En apparence, la décision du Conseil des ministres du 12 août 2025 cible quelques activités de faible envergure : vente au détail de quartier, coiffure de rue, réparation de téléphones, envois d’argent non agréés, orpaillage artisanal illégal, achat informel de récoltes et exploitation de petits ateliers non enregistrés. Pourtant, derrière ces métiers modestes se cache un réseau économique invisible qui relie les marchés urbains, les villages producteurs et même les flux financiers transfrontaliers.
Le commerce de proximité tenu par des expatriés n’est pas qu’une question de vitrine : il s’appuie souvent sur des circuits d’approvisionnement parallèles qui échappent aux taxes et alimentent des marges compétitives.
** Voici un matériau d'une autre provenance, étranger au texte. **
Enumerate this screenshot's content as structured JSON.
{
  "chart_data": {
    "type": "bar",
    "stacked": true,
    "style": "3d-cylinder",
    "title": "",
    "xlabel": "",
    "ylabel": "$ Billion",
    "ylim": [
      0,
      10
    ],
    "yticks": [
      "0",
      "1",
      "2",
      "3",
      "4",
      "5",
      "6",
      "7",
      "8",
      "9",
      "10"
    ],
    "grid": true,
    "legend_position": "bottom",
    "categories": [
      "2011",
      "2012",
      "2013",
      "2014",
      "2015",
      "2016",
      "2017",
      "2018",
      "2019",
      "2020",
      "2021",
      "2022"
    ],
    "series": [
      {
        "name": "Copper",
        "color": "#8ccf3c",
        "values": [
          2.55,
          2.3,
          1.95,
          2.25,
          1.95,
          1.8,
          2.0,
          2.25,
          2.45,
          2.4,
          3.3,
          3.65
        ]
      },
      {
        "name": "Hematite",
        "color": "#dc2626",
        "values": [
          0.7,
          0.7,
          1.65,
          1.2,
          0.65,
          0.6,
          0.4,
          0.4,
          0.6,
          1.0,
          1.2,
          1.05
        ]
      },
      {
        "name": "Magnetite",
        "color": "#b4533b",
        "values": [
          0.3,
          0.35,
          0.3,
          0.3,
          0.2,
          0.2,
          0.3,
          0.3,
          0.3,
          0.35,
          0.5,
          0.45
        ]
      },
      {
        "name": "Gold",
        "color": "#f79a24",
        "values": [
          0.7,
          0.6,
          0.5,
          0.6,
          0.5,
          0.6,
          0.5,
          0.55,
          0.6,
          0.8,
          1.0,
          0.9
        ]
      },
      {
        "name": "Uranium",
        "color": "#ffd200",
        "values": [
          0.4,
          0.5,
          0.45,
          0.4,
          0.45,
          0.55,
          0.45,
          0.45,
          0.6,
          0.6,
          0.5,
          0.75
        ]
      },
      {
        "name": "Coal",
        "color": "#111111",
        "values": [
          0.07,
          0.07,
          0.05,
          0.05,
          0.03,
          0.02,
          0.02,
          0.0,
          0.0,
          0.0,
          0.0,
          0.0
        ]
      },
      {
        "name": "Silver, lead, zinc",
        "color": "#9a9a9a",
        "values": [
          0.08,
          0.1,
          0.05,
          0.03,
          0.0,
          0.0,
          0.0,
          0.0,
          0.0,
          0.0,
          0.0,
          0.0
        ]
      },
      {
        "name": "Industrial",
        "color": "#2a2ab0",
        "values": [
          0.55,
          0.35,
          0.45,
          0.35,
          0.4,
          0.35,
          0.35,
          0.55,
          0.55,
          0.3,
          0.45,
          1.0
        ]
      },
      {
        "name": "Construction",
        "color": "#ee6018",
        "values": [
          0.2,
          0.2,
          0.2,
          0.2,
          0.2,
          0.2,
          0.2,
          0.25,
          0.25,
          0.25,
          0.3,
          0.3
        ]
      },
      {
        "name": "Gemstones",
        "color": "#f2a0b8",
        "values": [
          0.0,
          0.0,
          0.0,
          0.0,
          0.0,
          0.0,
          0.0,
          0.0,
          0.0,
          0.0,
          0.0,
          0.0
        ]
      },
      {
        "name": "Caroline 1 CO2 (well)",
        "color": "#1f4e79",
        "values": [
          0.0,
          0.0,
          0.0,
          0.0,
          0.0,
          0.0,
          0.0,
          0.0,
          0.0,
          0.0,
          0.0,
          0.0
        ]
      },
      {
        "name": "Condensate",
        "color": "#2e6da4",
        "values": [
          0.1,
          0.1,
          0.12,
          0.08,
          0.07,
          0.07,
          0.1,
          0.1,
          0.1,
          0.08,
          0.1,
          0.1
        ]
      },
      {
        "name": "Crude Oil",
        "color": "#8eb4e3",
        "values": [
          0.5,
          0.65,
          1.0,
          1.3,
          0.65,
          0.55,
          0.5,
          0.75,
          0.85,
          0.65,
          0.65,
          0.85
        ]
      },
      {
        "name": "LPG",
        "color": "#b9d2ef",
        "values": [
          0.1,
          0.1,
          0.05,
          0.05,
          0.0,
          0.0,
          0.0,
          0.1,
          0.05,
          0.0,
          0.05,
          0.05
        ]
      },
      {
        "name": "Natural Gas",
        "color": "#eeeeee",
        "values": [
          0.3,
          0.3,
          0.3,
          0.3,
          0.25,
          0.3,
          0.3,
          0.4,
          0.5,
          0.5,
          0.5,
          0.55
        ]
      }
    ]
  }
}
Les envois d’argent non agréés, eux, représentent une source cruciale de transferts pour certaines familles et une alternative au système bancaire formel, surtout dans les zones où celui-ci reste peu accessible. Leur interdiction forcera une partie de ces flux à passer par des canaux agréés, modifiant l’équilibre entre rapidité, coût et traçabilité.
La réparation de téléphones ou la coiffure de rue, souvent exercées par des artisans expatriés, constituent de petites « unités économiques mobiles » puisqu’elles opèrent avec un faible capital, génèrent des revenus immédiats et entretiennent un tissu de micro-prestations de proximité. Les retirer du paysage signifie aussi la disparition d’une concurrence agile qui obligeait les acteurs locaux à rester réactifs sur les prix et la qualité.
L’orpaillage artisanal et l’achat informel de récoltes, en revanche, touchent directement à la chaîne de valeur des ressources naturelles et agricoles. Interdire leur exercice aux étrangers peut recentrer les profits sur les nationaux, mais suppose aussi que ces derniers aient rapidement accès au capital, aux outils et aux réseaux de commercialisation nécessaires pour occuper l’espace laissé vacant. Sans cet aspect, l’effet immédiat pourrait être une baisse temporaire de l’activité et une augmentation du coût des intrants.
Cette mesure n’est donc pas seulement une régulation du commerce informel : c’est une redéfinition silencieuse des micro-circuits économiques du pays. Son succès dépendra moins de l’interdiction elle-même que de la capacité à formaliser rapidement les remplaçants nationaux, tout en évitant que les anciennes pratiques se déplacent vers des formes encore plus difficiles à contrôler.